Another thing that is useful is

    DEFINE-MODIFY-MACRO name (args) function [documentation]

    where args may contain &OPTIONAL and &REST, and the expansion
    is like the following except that it has correct semantics:

	(DEFMACRO name (location args...)
	  `(SETF ,location (function ,location ,args...)))

    Example: (DEFINE-MODIFY-MACRO INCF (&OPTIONAL (DELTA 1)) +)

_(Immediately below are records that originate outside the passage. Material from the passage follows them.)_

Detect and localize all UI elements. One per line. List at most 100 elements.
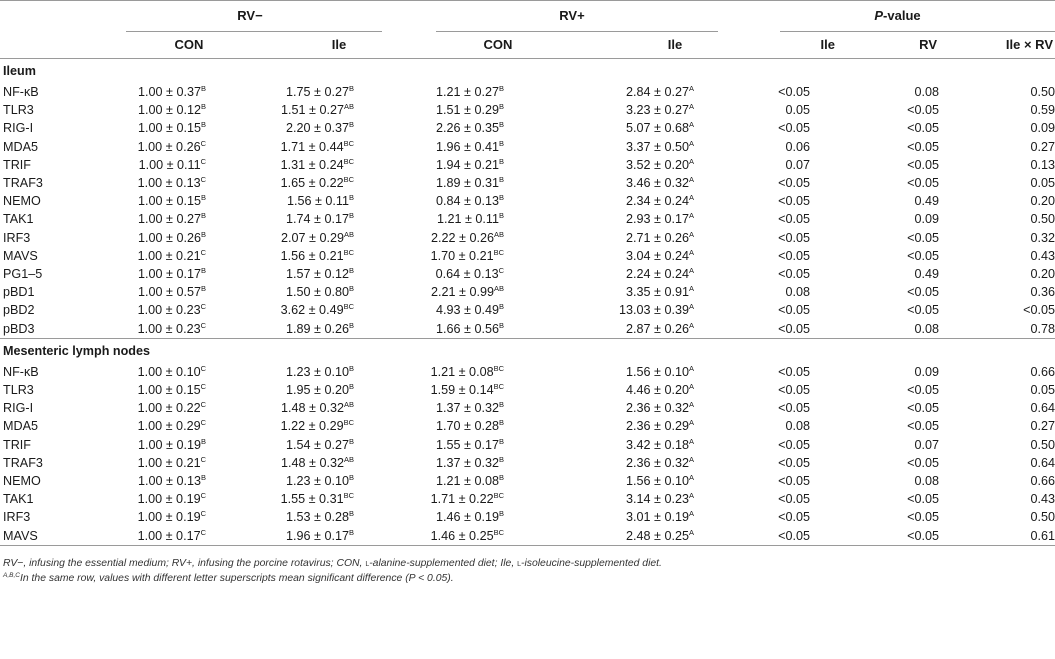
mean-sem-value: 1.00 ± 0.22 bbox=[137, 401, 201, 416]
value-cell: 1.89 ± 0.26B bbox=[242, 319, 404, 339]
significance-letter: A bbox=[688, 175, 694, 185]
value-cell: 1.51 ± 0.29B bbox=[404, 101, 572, 119]
col-header-p-interaction: Ile × RV bbox=[1005, 37, 1053, 52]
significance-letter: AB bbox=[493, 229, 504, 239]
significance-letter: C bbox=[200, 509, 206, 519]
p-value: 0.08 bbox=[914, 85, 939, 99]
mean-sem-value: 1.00 ± 0.15 bbox=[137, 383, 201, 398]
row-label: NEMO bbox=[3, 194, 41, 209]
p-value: 0.05 bbox=[1030, 383, 1055, 398]
p-value-cell: <0.05 bbox=[740, 508, 855, 526]
col-header-con-rv-plus: CON bbox=[483, 37, 513, 52]
p-value: <0.05 bbox=[907, 248, 939, 263]
row-label: TAK1 bbox=[3, 212, 34, 227]
significance-letter: B bbox=[200, 120, 206, 130]
value-cell: 2.22 ± 0.26AB bbox=[404, 229, 572, 247]
row-label: TAK1 bbox=[3, 492, 34, 507]
value-cell: 3.42 ± 0.18A bbox=[572, 436, 740, 454]
significance-letter: A bbox=[688, 454, 694, 464]
significance-letter: BC bbox=[493, 491, 504, 501]
mean-sem-value: 1.37 ± 0.32 bbox=[436, 455, 499, 470]
significance-letter: B bbox=[348, 436, 354, 446]
value-cell: 1.55 ± 0.31BC bbox=[242, 490, 404, 508]
p-value-cell: <0.05 bbox=[855, 381, 945, 399]
mean-sem-value: 1.66 ± 0.56 bbox=[436, 321, 499, 336]
mean-sem-value: 2.71 ± 0.26 bbox=[626, 230, 689, 245]
mean-sem-value: 0.84 ± 0.13 bbox=[436, 194, 499, 209]
p-value: 0.36 bbox=[1030, 285, 1055, 300]
p-value-cell: 0.05 bbox=[945, 174, 1055, 192]
significance-letter: B bbox=[498, 473, 504, 483]
significance-letter: B bbox=[498, 400, 504, 410]
section-header: Ileum bbox=[0, 59, 1055, 84]
mean-sem-value: 2.07 ± 0.29 bbox=[281, 230, 344, 245]
value-cell: 1.46 ± 0.25BC bbox=[404, 526, 572, 546]
mean-sem-value: 1.00 ± 0.57 bbox=[138, 285, 201, 300]
section-title: Ileum bbox=[3, 64, 36, 78]
p-value: <0.05 bbox=[778, 474, 810, 489]
p-value: <0.05 bbox=[778, 492, 810, 507]
mean-sem-value: 2.36 ± 0.32 bbox=[626, 401, 689, 416]
mean-sem-value: 1.00 ± 0.13 bbox=[138, 474, 201, 489]
significance-letter: A bbox=[688, 247, 694, 257]
value-cell: 1.31 ± 0.24BC bbox=[242, 156, 404, 174]
value-cell: 1.00 ± 0.27B bbox=[96, 210, 242, 228]
value-cell: 13.03 ± 0.39A bbox=[572, 301, 740, 319]
value-cell: 2.36 ± 0.32A bbox=[572, 454, 740, 472]
value-cell: 2.71 ± 0.26A bbox=[572, 229, 740, 247]
significance-letter: B bbox=[200, 229, 206, 239]
value-cell: 1.00 ± 0.57B bbox=[96, 283, 242, 301]
p-value-cell: 0.08 bbox=[855, 83, 945, 101]
significance-letter: BC bbox=[343, 175, 354, 185]
p-value: 0.66 bbox=[1030, 474, 1055, 489]
p-value: <0.05 bbox=[907, 121, 939, 136]
value-cell: 1.71 ± 0.44BC bbox=[242, 138, 404, 156]
p-value: 0.61 bbox=[1030, 528, 1055, 543]
significance-letter: AB bbox=[343, 102, 354, 112]
significance-letter: BC bbox=[343, 418, 354, 428]
table-row: TRAF3 1.00 ± 0.13C 1.65 ± 0.22BC 1.89 ± 0.3… bbox=[0, 174, 1055, 192]
value-cell: 1.00 ± 0.15C bbox=[96, 381, 242, 399]
table-row: MDA5 1.00 ± 0.26C 1.71 ± 0.44BC 1.96 ± 0.41… bbox=[0, 138, 1055, 156]
value-cell: 1.75 ± 0.27B bbox=[242, 83, 404, 101]
significance-letter: B bbox=[348, 266, 354, 276]
p-value: 0.49 bbox=[914, 267, 939, 282]
mean-sem-value: 1.65 ± 0.22 bbox=[280, 176, 344, 191]
significance-letter: C bbox=[200, 302, 206, 312]
mean-sem-value: 1.89 ± 0.31 bbox=[436, 176, 499, 191]
p-value-cell: 0.20 bbox=[945, 192, 1055, 210]
p-value: <0.05 bbox=[907, 285, 939, 300]
significance-letter: C bbox=[200, 454, 206, 464]
significance-letter: BC bbox=[493, 382, 504, 392]
value-cell: 3.35 ± 0.91A bbox=[572, 283, 740, 301]
p-value-cell: 0.05 bbox=[740, 101, 855, 119]
table-row: MDA5 1.00 ± 0.29C 1.22 ± 0.29BC 1.70 ± 0.28… bbox=[0, 417, 1055, 435]
significance-letter: B bbox=[200, 102, 206, 112]
col-header-ile-rv-plus: Ile bbox=[667, 37, 683, 52]
significance-letter: B bbox=[498, 436, 504, 446]
significance-letter: A bbox=[688, 102, 694, 112]
p-value: <0.05 bbox=[907, 230, 939, 245]
mean-sem-value: 1.00 ± 0.26 bbox=[137, 139, 201, 154]
mean-sem-value: 1.51 ± 0.29 bbox=[436, 103, 499, 118]
significance-letter: A bbox=[688, 491, 694, 501]
mean-sem-value: 2.26 ± 0.35 bbox=[436, 121, 499, 136]
results-table: RV− RV+ P-value CON Ile CON Il bbox=[0, 0, 1055, 546]
table-row: RIG-I 1.00 ± 0.22C 1.48 ± 0.32AB 1.37 ± 0.3… bbox=[0, 399, 1055, 417]
p-value: 0.09 bbox=[914, 364, 939, 379]
p-value: 0.66 bbox=[1030, 364, 1055, 379]
significance-letter: B bbox=[348, 211, 354, 221]
p-value-cell: <0.05 bbox=[740, 436, 855, 454]
row-label: RIG-I bbox=[3, 121, 34, 136]
mean-sem-value: 1.21 ± 0.08 bbox=[436, 474, 499, 489]
table-row: NF-κB 1.00 ± 0.37B 1.75 ± 0.27B 1.21 ± 0.27… bbox=[0, 83, 1055, 101]
p-value: <0.05 bbox=[907, 492, 939, 507]
p-value: 0.20 bbox=[1030, 194, 1055, 209]
p-value: <0.05 bbox=[907, 510, 939, 525]
value-cell: 1.21 ± 0.27B bbox=[404, 83, 572, 101]
p-value-cell: <0.05 bbox=[740, 265, 855, 283]
mean-sem-value: 1.54 ± 0.27 bbox=[286, 437, 349, 452]
p-value-cell: 0.08 bbox=[740, 417, 855, 435]
significance-letter: A bbox=[688, 509, 694, 519]
value-cell: 2.21 ± 0.99AB bbox=[404, 283, 572, 301]
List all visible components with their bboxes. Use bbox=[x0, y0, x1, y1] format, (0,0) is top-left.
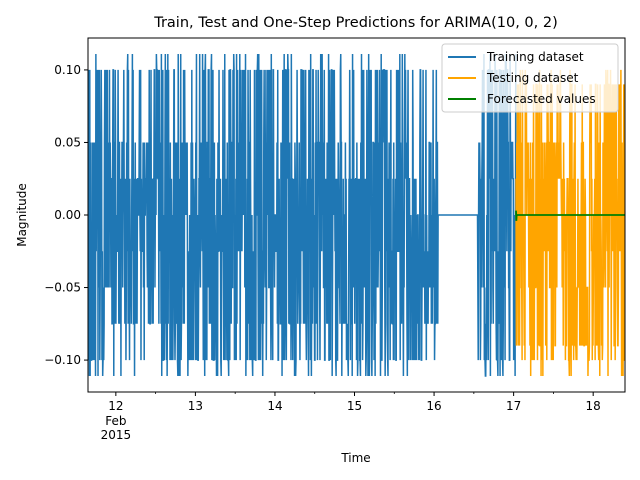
legend: Training dataset Testing dataset Forecaste… bbox=[441, 43, 619, 113]
y-axis-label: Magnitude bbox=[15, 183, 29, 247]
series-forecast-line bbox=[515, 210, 625, 221]
legend-label: Forecasted values bbox=[487, 92, 596, 106]
chart-title: Train, Test and One-Step Predictions for… bbox=[153, 15, 558, 31]
x-tick-sublabel: 2015 bbox=[101, 428, 132, 442]
y-tick-label: 0.10 bbox=[54, 63, 81, 77]
plot-area bbox=[88, 53, 625, 377]
x-tick-sublabel: Feb bbox=[105, 414, 126, 428]
y-tick-label: 0.00 bbox=[54, 208, 81, 222]
legend-label: Training dataset bbox=[486, 50, 584, 64]
x-tick-label: 12 bbox=[108, 399, 123, 413]
x-tick-label: 13 bbox=[188, 399, 203, 413]
y-tick-label: 0.05 bbox=[54, 135, 81, 149]
y-axis: 0.10 0.05 0.00 −0.05 −0.10 bbox=[44, 63, 88, 367]
x-tick-label: 18 bbox=[586, 399, 601, 413]
series-testing-line bbox=[515, 69, 625, 377]
y-tick-label: −0.05 bbox=[44, 281, 81, 295]
x-tick-label: 16 bbox=[426, 399, 441, 413]
x-tick-label: 14 bbox=[267, 399, 282, 413]
x-axis-label: Time bbox=[340, 451, 370, 465]
x-tick-label: 17 bbox=[506, 399, 521, 413]
legend-label: Testing dataset bbox=[486, 71, 579, 85]
x-tick-label: 15 bbox=[347, 399, 362, 413]
y-tick-label: −0.10 bbox=[44, 353, 81, 367]
series-training-line bbox=[88, 53, 517, 377]
legend-box bbox=[441, 43, 619, 113]
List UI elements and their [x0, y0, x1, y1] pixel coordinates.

    I anticipate that users will want to define many more of these
    in addition to the mere two that Common Lisp has built in.
    It would of course be a loss if it was too hard for users to
    define modify macros that follow proper order of evaluation
    semantics, so that they end up defining inferior ones.
    I have needed the following, for example:

	(DEFINE-MODIFY-MACRO UNIONF (OTHER-SET) UNION)
		
A good test case for whether your SETF system works properly is to try
macro-expanding (INCF (LDB FOO BAR)); if it doesn't generate a SETQ of
BAR, it isn't right.  This exercises most of the complexity, except for
multiple values.


Thanks to Alan Bawden for explaining the underlying theory of the five
values to me.

By the way, this is all implemented and works.  The code is optimized,
removing any temporary-variable bindings that are not actually necessary,
using code-analysis tools that I intend to offer as a yellow-pages
package once I have rewritten them to be portable.  Some implementations
may have smart enough compilers that they don't need this, possibly.
The new LOOP will depend on some of these tools also.